Siemens Healthcare announces its latest efforts to help healthcare providers achieve Health IT ‘Meaningful Use’ criteria, continuing its pledge to assist customers in maximizing potential benefits under the American Reinvestment and Recovery Act (ARRA). The company is poised to explore these and other strategic initiatives with providers as it helps recommend and shape language in Washington related to the ongoing nationwide push for greater Health IT adoption.

Steps include providing complimentary, customized ARRA Meaningful Use roadmaps to all current and future customers to establish a clear line-of-sight plan for achieving ARRA Meaningful Use benchmarks within the required timeframe, along with offering new quality reporting tools that, among other things, enable providers to document, validate, and automatically extract data from charts to help expedite the submission of quality measures for reimbursement. Additionally, Siemens has enhanced its existing solutions implementation methodology to ensure that gaps between customers’ current IT solutions and meaningful use are recognized and addressed throughout their installation, education, adoption, and ongoing support plans.

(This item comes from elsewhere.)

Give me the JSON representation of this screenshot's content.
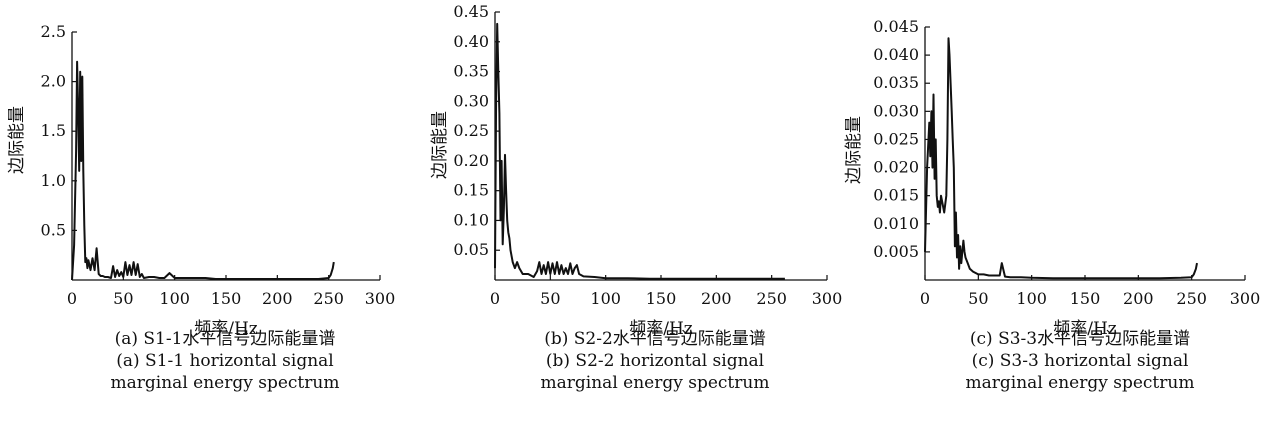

Underscoring the company’s dedication and voice in the national Health IT arena, Siemens also announces its latest employee Health IT-related industry appointments, including Charlene Underwood, director, Government & Industry Affairs, Siemens Healthcare, who in June joined the Meaningful Use Workgroup of the HIT Policy Committee, where she contributes her extensive industry knowledge towards formulating recommendations for defining, revising and proposing meaningful use definitions and national goals. Accompanying her in this space is Siemens Healthcare privacy officer, Don Bechtel, who was appointed in June to serve as the Clinical Operations Workgroup Liaison to the HIT Standards Panel, part of the HIT Standards Committee, which works towards establishing standards that will enable and support widespread interoperability among healthcare software applications in a nationwide health information network. Additionally, IT architect William Geiger now holds a seat on the Advanced Security Workgroup of the Certification Commission HIT (CCHIT), recognized as the certification body for electronic health records, and is joined by fellow colleagues David Tao, MS, D.Sc., senior key expert – Interoperability Champion, and Eric Ringle, RN, MS, product manager, who both maintain existing positions on other CCHIT Workgroups.